Someone filmed their TV, saw a glitch they didn't understand, and declared the moon landing fake.
That's the whole story.
Moon Landing Hoax Theories Have Been Around Since 1976
Look, the government has lied about enough things that asking questions isn't crazy.
But this one seems to have a boring answer.
Moon hoax theories have been circulating since a self-published book by a former technical writer first made the case in 1976.
Fox ran a documentary in 2001 – Conspiracy Theory: Did We Land on the Moon? – that briefly bumped the percentage of Americans who believed the landings were faked from 6% to nearly 20%.
It settled back down.
NASA's Lunar Reconnaissance Orbiter has photographed every Apollo landing site from orbit – the descent stages are still sitting there, the astronaut tracks still visible in the dust.
None of it moves the true believers.
Sources:
- NASA, "Artemis II Flight Day 6: Crew Wraps Historic Lunar Flyby," NASA.gov, April 6, 2026.
- "Trump congratulates Artemis II crew: 'You've made history,'" Reuters/MarketScreener, April 7, 2026.

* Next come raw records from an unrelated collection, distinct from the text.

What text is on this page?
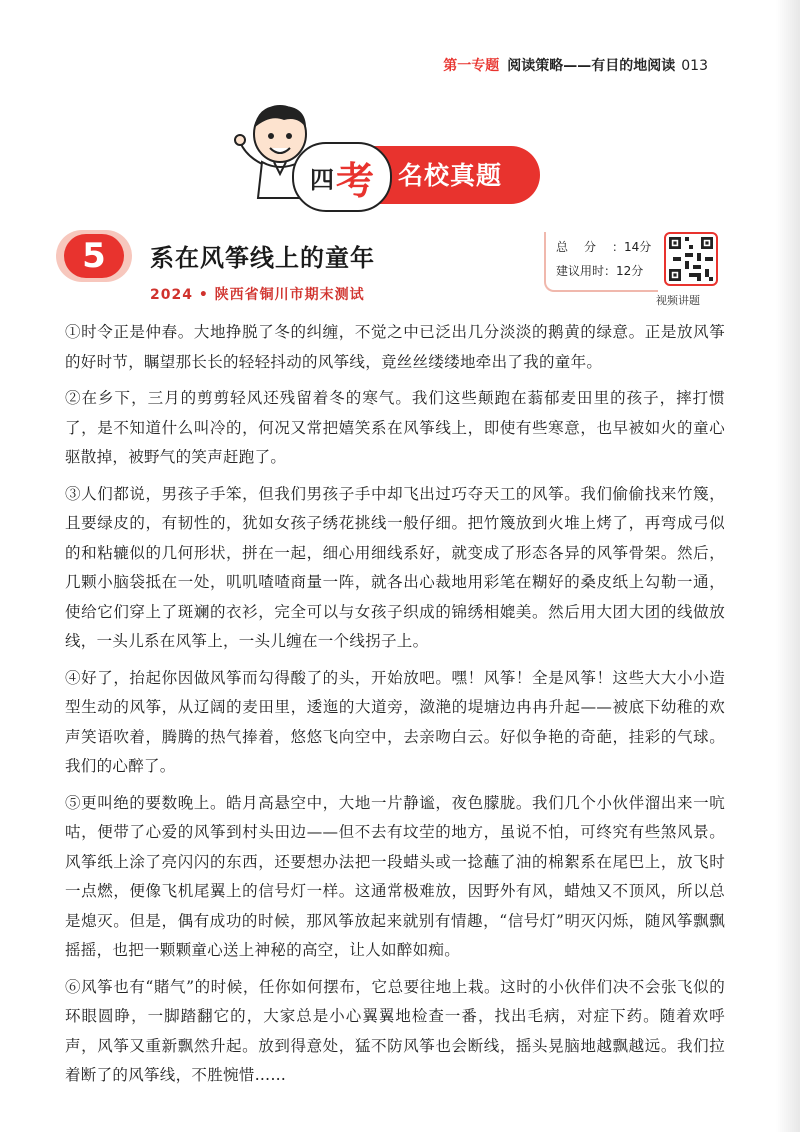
第一专题 阅读策略——有目的地阅读 013
四 考 名校真题
5	系在风筝线上的童年
2024 • 陕西省铜川市期末测试
总分：14分
建议用时：12分
视频讲题

①时令正是仲春。大地挣脱了冬的纠缠，不觉之中已泛出几分淡淡的鹅黄的绿意。正是放风筝的好时节，瞩望那长长的轻轻抖动的风筝线，竟丝丝缕缕地牵出了我的童年。

②在乡下，三月的剪剪轻风还残留着冬的寒气。我们这些颠跑在蓊郁麦田里的孩子，摔打惯了，是不知道什么叫冷的，何况又常把嬉笑系在风筝线上，即使有些寒意，也早被如火的童心驱散掉，被野气的笑声赶跑了。

③人们都说，男孩子手笨，但我们男孩子手中却飞出过巧夺天工的风筝。我们偷偷找来竹篾，且要绿皮的，有韧性的，犹如女孩子绣花挑线一般仔细。把竹篾放到火堆上烤了，再弯成弓似的和粘辘似的几何形状，拼在一起，细心用细线系好，就变成了形态各异的风筝骨架。然后，几颗小脑袋抵在一处，叽叽喳喳商量一阵，就各出心裁地用彩笔在糊好的桑皮纸上勾勒一通，使给它们穿上了斑斓的衣衫，完全可以与女孩子织成的锦绣相媲美。然后用大团大团的线做放线，一头儿系在风筝上，一头儿缠在一个线拐子上。

④好了，抬起你因做风筝而勾得酸了的头，开始放吧。嘿！风筝！全是风筝！这些大大小小造型生动的风筝，从辽阔的麦田里，逶迤的大道旁，潋滟的堤塘边冉冉升起——被底下幼稚的欢声笑语吹着，腾腾的热气捧着，悠悠飞向空中，去亲吻白云。好似争艳的奇葩，挂彩的气球。我们的心醉了。

⑤更叫绝的要数晚上。皓月高悬空中，大地一片静谧，夜色朦胧。我们几个小伙伴溜出来一吭咕，便带了心爱的风筝到村头田边——但不去有坟茔的地方，虽说不怕，可终究有些煞风景。风筝纸上涂了亮闪闪的东西，还要想办法把一段蜡头或一捻蘸了油的棉絮系在尾巴上，放飞时一点燃，便像飞机尾翼上的信号灯一样。这通常极难放，因野外有风，蜡烛又不顶风，所以总是熄灭。但是，偶有成功的时候，那风筝放起来就别有情趣，“信号灯”明灭闪烁，随风筝飘飘摇摇，也把一颗颗童心送上神秘的高空，让人如醉如痴。

⑥风筝也有“賭气”的时候，任你如何摆布，它总要往地上栽。这时的小伙伴们决不会张飞似的环眼圆睁，一脚踏翻它的，大家总是小心翼翼地检查一番，找出毛病，对症下药。随着欢呼声，风筝又重新飘然升起。放到得意处，猛不防风筝也会断线，摇头晃脑地越飘越远。我们拉着断了的风筝线，不胜惋惜……
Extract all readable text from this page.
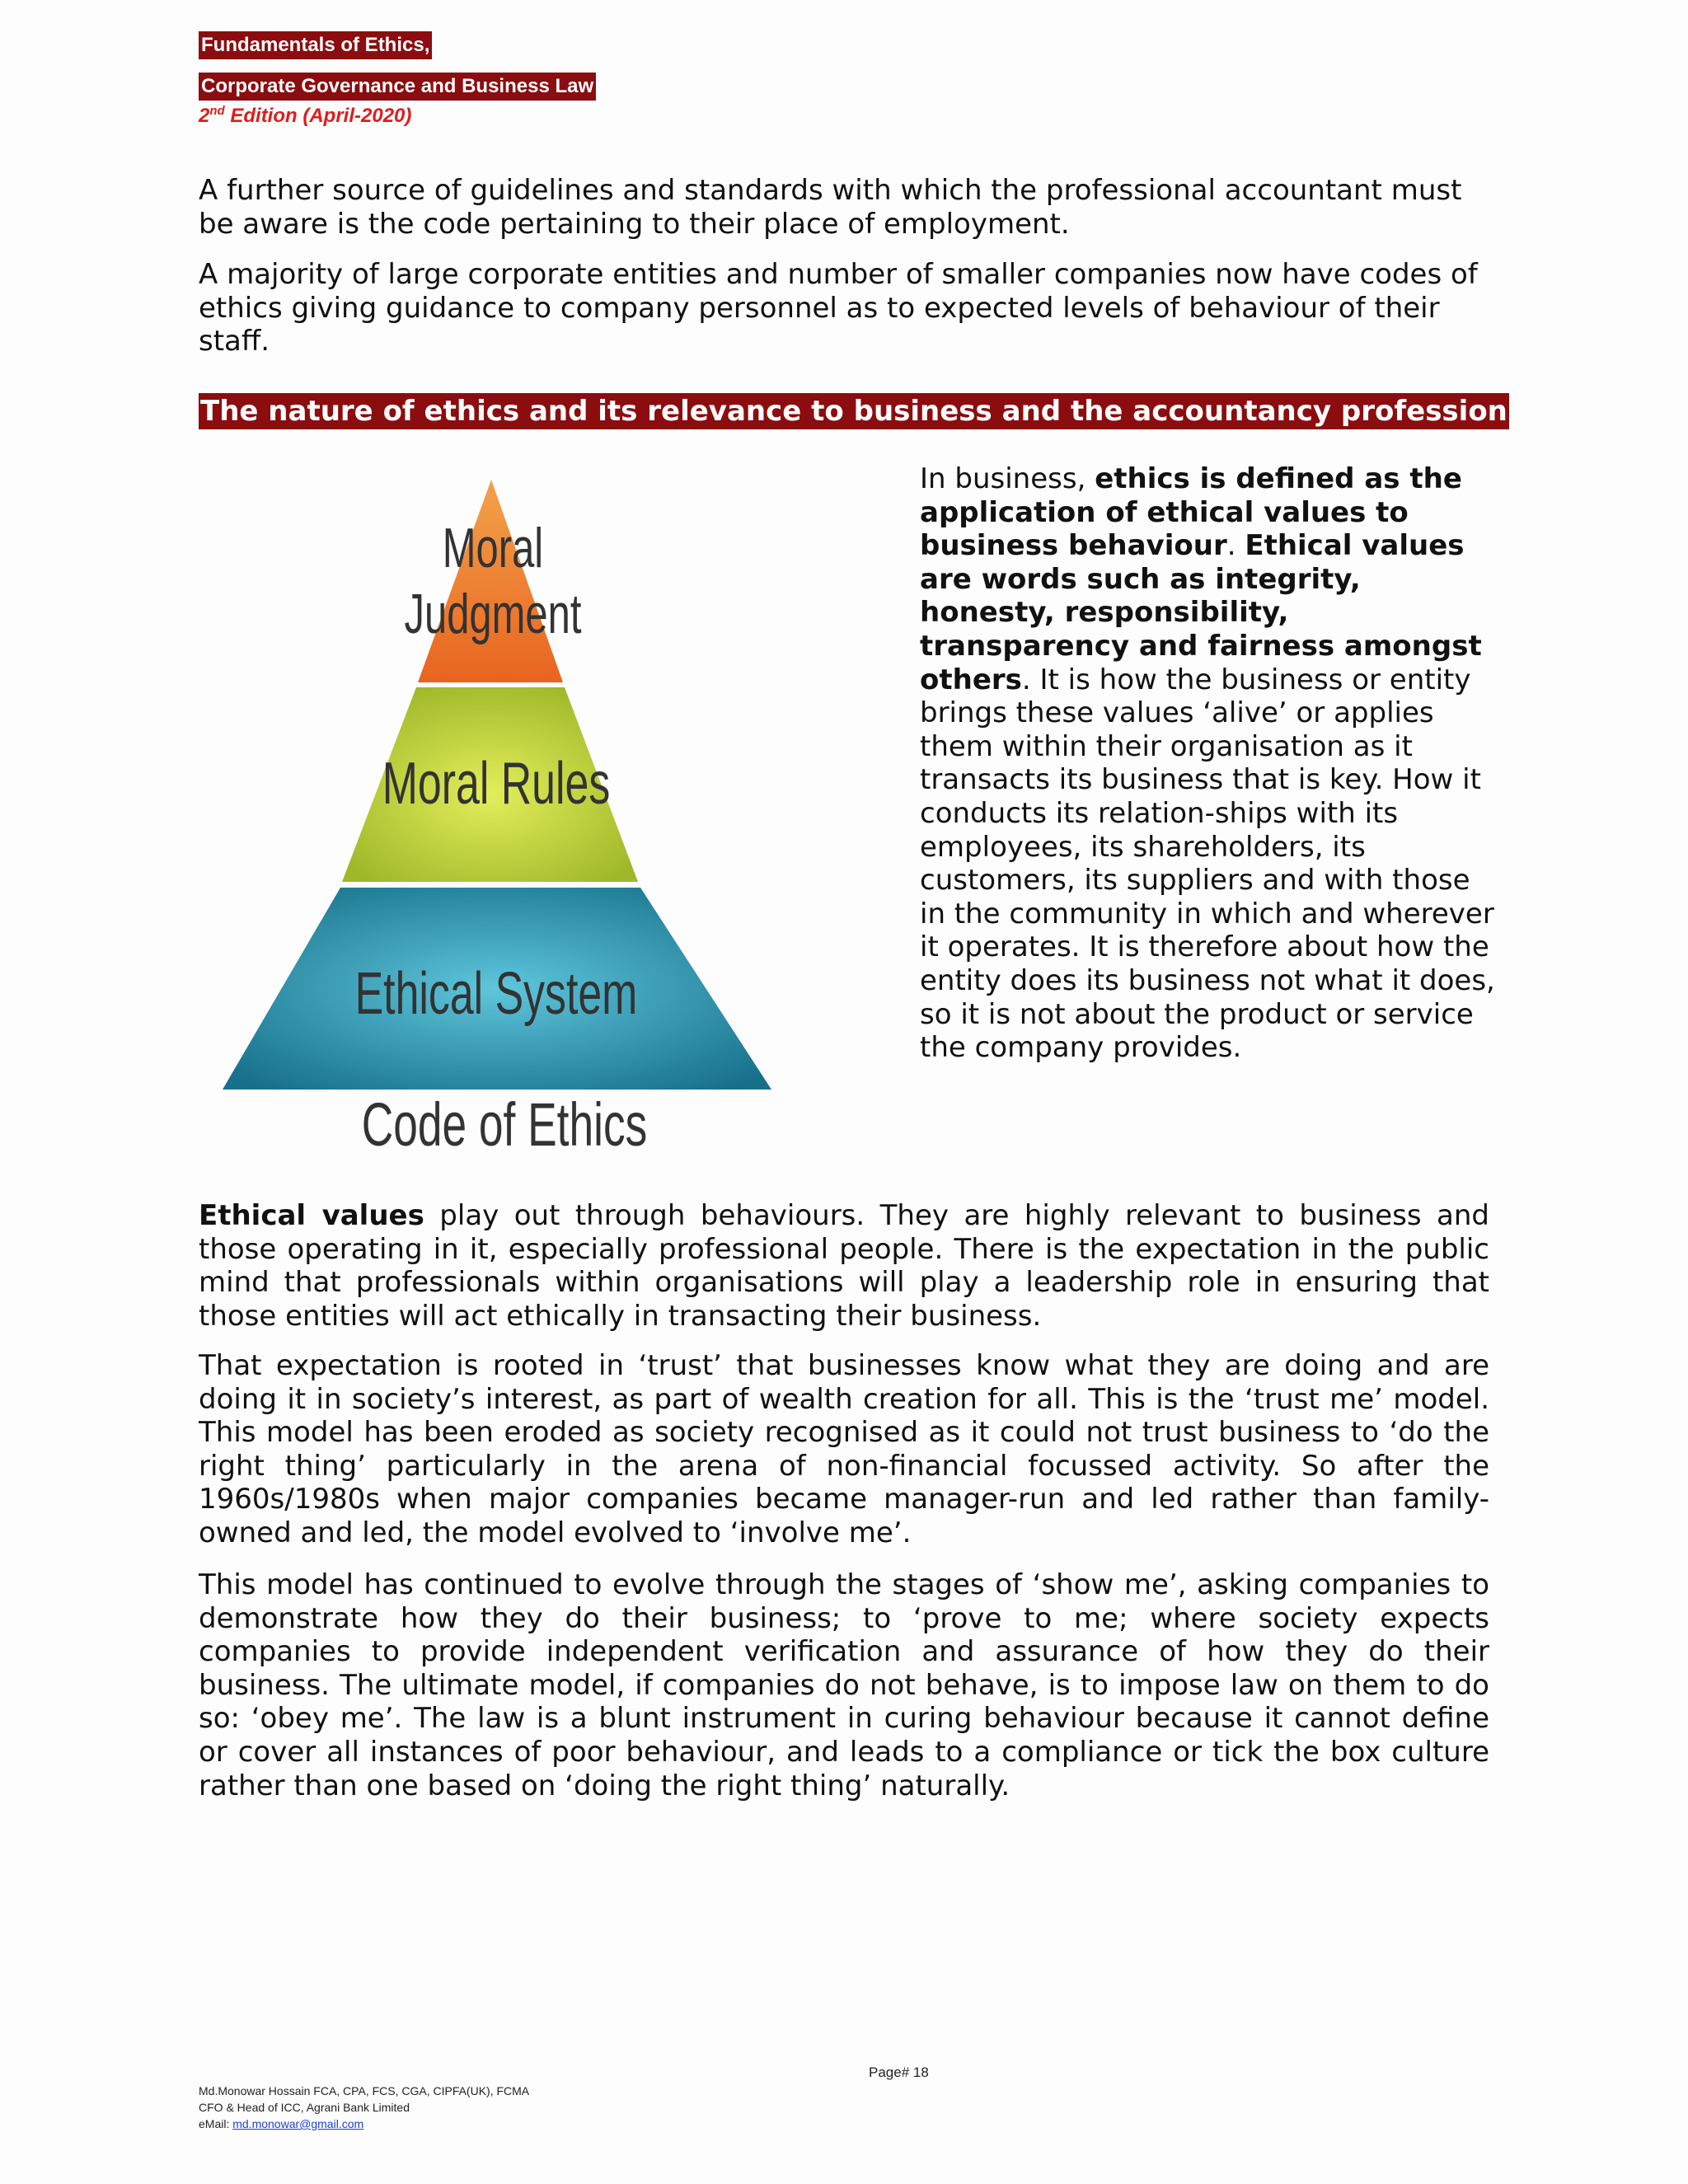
Fundamentals of Ethics,
Corporate Governance and Business Law
2nd Edition (April-2020)

A further source of guidelines and standards with which the professional accountant must be aware is the code pertaining to their place of employment.

A majority of large corporate entities and number of smaller companies now have codes of ethics giving guidance to company personnel as to expected levels of behaviour of their staff.

The nature of ethics and its relevance to business and the accountancy profession
Moral
Judgment
Moral Rules
Ethical System
Code of Ethics

In business, ethics is defined as the application of ethical values to business behaviour. Ethical values are words such as integrity, honesty, responsibility, transparency and fairness amongst others. It is how the business or entity brings these values ‘alive’ or applies them within their organisation as it transacts its business that is key. How it conducts its relation-ships with its employees, its shareholders, its customers, its suppliers and with those in the community in which and wherever it operates. It is therefore about how the entity does its business not what it does, so it is not about the product or service the company provides.

Ethical values play out through behaviours. They are highly relevant to business and those operating in it, especially professional people. There is the expectation in the public mind that professionals within organisations will play a leadership role in ensuring that those entities will act ethically in transacting their business.

That expectation is rooted in ‘trust’ that businesses know what they are doing and are doing it in society’s interest, as part of wealth creation for all. This is the ‘trust me’ model. This model has been eroded as society recognised as it could not trust business to ‘do the right thing’ particularly in the arena of non-financial focussed activity. So after the 1960s/1980s when major companies became manager-run and led rather than family-owned and led, the model evolved to ‘involve me’.

This model has continued to evolve through the stages of ‘show me’, asking companies to demonstrate how they do their business; to ‘prove to me; where society expects companies to provide independent verification and assurance of how they do their business. The ultimate model, if companies do not behave, is to impose law on them to do so: ‘obey me’. The law is a blunt instrument in curing behaviour because it cannot define or cover all instances of poor behaviour, and leads to a compliance or tick the box culture rather than one based on ‘doing the right thing’ naturally.

Page# 18
Md.Monowar Hossain FCA, CPA, FCS, CGA, CIPFA(UK), FCMA
CFO & Head of ICC, Agrani Bank Limited
eMail: md.monowar@gmail.com
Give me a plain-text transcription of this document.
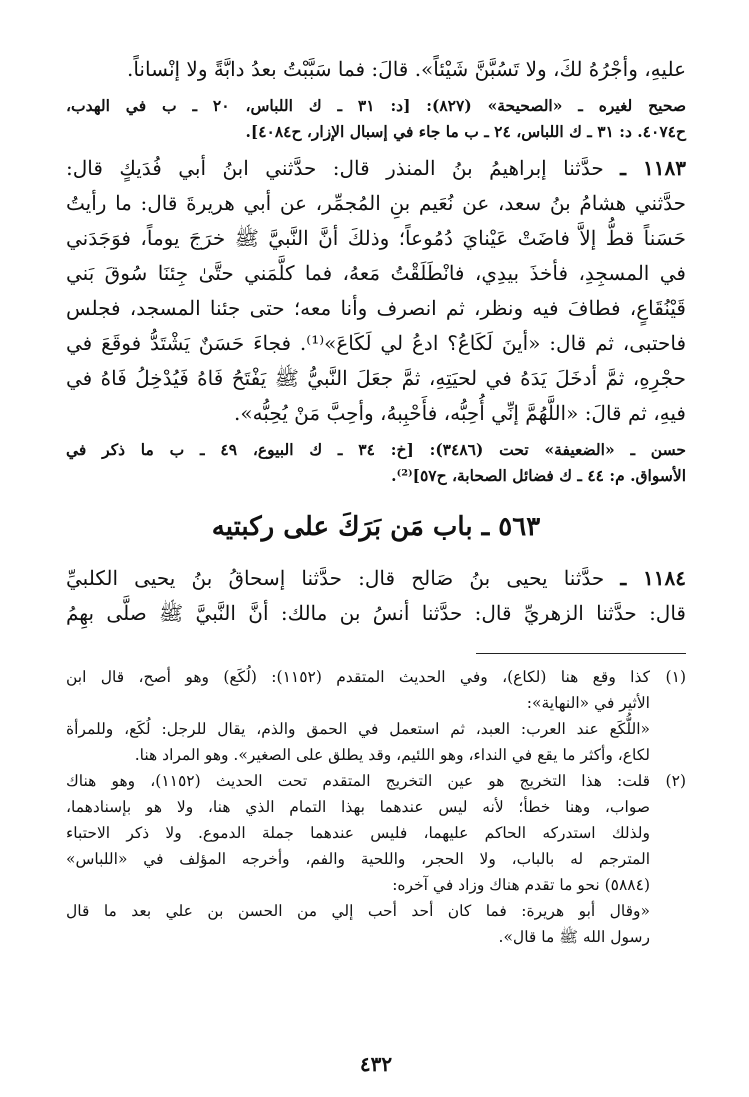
عليهِ، وأجْرُهُ لكَ، ولا تَسُبَّنَّ شَيْئاً». قالَ: فما سَبَّبْتُ بعدُ دابَّةً ولا إنْساناً.
صحيح لغيره ـ «الصحيحة» (٨٢٧): [د: ٣١ ـ ك اللباس، ٢٠ ـ ب في الهدب،
ح٤٠٧٤. د: ٣١ ـ ك اللباس، ٢٤ ـ ب ما جاء في إسبال الإزار، ح٤٠٨٤].
١١٨٣ ـ حدَّثنا إبراهيمُ بنُ المنذر قال: حدَّثني ابنُ أبي فُدَيكٍ قال:
حدَّثني هشامُ بنُ سعد، عن نُعَيم بنِ المُجمِّر، عن أبي هريرةَ قال: ما رأيتُ
حَسَناً قطُّ إلاَّ فاضَتْ عَيْنايَ دُمُوعاً؛ وذلكَ أنَّ النَّبيَّ ﷺ خرَجَ يوماً، فوَجَدَني
في المسجِدِ، فأخذَ بيدِي، فانْطَلَقْتُ مَعهُ، فما كلَّمَني حتَّىٰ جِئنَا سُوقَ بَني
قَيْنُقَاعٍ، فطافَ فيه ونظر، ثم انصرف وأنا معه؛ حتى جئنا المسجد، فجلس
فاحتبى، ثم قال: «أينَ لَكَاعُ؟ ادعُ لي لَكَاعَ»⁽¹⁾. فجاءَ حَسَنٌ يَشْتَدُّ فوقَعَ في
حجْرِهِ، ثمَّ أدخَلَ يَدَهُ في لحيَتِهِ، ثمَّ جعَلَ النَّبيُّ ﷺ يَفْتَحُ فَاهُ فَيُدْخِلُ فَاهُ في
فيهِ، ثم قالَ: «اللَّهُمَّ إنِّي أُحِبُّه، فأَحْبِبهُ، وأحِبَّ مَنْ يُحِبُّه».
حسن ـ «الضعيفة» تحت (٣٤٨٦): [خ: ٣٤ ـ ك البيوع، ٤٩ ـ ب ما ذكر في
الأسواق. م: ٤٤ ـ ك فضائل الصحابة، ح٥٧]⁽²⁾.
٥٦٣ ـ باب مَن بَرَكَ على ركبتيه
١١٨٤ ـ حدَّثنا يحيى بنُ صَالح قال: حدَّثنا إسحاقُ بنُ يحيى الكلبيِّ
قال: حدَّثنا الزهريِّ قال: حدَّثنا أنسُ بن مالك: أنَّ النَّبيَّ ﷺ صلَّى بهِمُ
(١)
كذا وقع هنا (لكاع)، وفي الحديث المتقدم (١١٥٢): (لُكَع) وهو أصح، قال ابن
الأثير في «النهاية»:
«اللُّكَع عند العرب: العبد، ثم استعمل في الحمق والذم، يقال للرجل: لُكَع، وللمرأة
لكاع، وأكثر ما يقع في النداء، وهو اللئيم، وقد يطلق على الصغير». وهو المراد هنا.
(٢)
قلت: هذا التخريج هو عين التخريج المتقدم تحت الحديث (١١٥٢)، وهو هناك
صواب، وهنا خطأ؛ لأنه ليس عندهما بهذا التمام الذي هنا، ولا هو بإسنادهما،
ولذلك استدركه الحاكم عليهما، فليس عندهما جملة الدموع. ولا ذكر الاحتباء
المترجم له بالباب، ولا الحجر، واللحية والفم، وأخرجه المؤلف في «اللباس»
(٥٨٨٤) نحو ما تقدم هناك وزاد في آخره:
«وقال أبو هريرة: فما كان أحد أحب إلي من الحسن بن علي بعد ما قال
رسول الله ﷺ ما قال».
٤٣٢
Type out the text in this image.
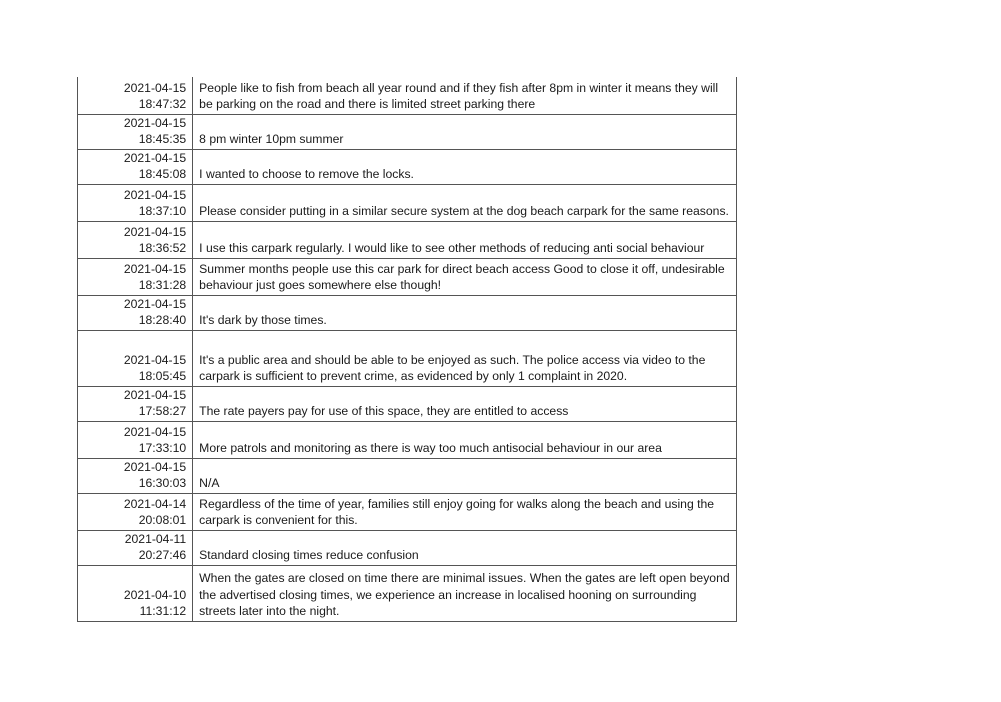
2021-04-15
18:47:32	People like to fish from beach all year round and if they fish after 8pm in winter it means they will be parking on the road and there is limited street parking there

2021-04-15
18:45:35	8 pm winter 10pm summer

2021-04-15
18:45:08	I wanted to choose to remove the locks.

2021-04-15
18:37:10	Please consider putting in a similar secure system at the dog beach carpark for the same reasons.

2021-04-15
18:36:52	I use this carpark regularly. I would like to see other methods of reducing anti social behaviour

2021-04-15
18:31:28	Summer months people use this car park for direct beach access Good to close it off, undesirable behaviour just goes somewhere else though!

2021-04-15
18:28:40	It's dark by those times.

2021-04-15
18:05:45	It's a public area and should be able to be enjoyed as such. The police access via video to the carpark is sufficient to prevent crime, as evidenced by only 1 complaint in 2020.

2021-04-15
17:58:27	The rate payers pay for use of this space, they are entitled to access

2021-04-15
17:33:10	More patrols and monitoring as there is way too much antisocial behaviour in our area

2021-04-15
16:30:03	N/A

2021-04-14
20:08:01	Regardless of the time of year, families still enjoy going for walks along the beach and using the carpark is convenient for this.

2021-04-11
20:27:46	Standard closing times reduce confusion

2021-04-10
11:31:12	When the gates are closed on time there are minimal issues. When the gates are left open beyond the advertised closing times, we experience an increase in localised hooning on surrounding streets later into the night.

- Stacy Liberatore, "NASA hit by wild moon-hoax claims over bizarre viral clip of 'green-screen glitch' on Artemis II," Daily Mail, April 6, 2026.
- "Viral NASA video sparks online claims Artemis II mission is staged," MEAWW, April 6, 2026.
- "Deep Fake Nine: Why some believe Artemis II mission is hoax," The National, April 6, 2026.
- Roger Launius, former NASA Chief Historian, via Space.com, "Moon-landing hoax still lives on. But why?," February 7, 2022.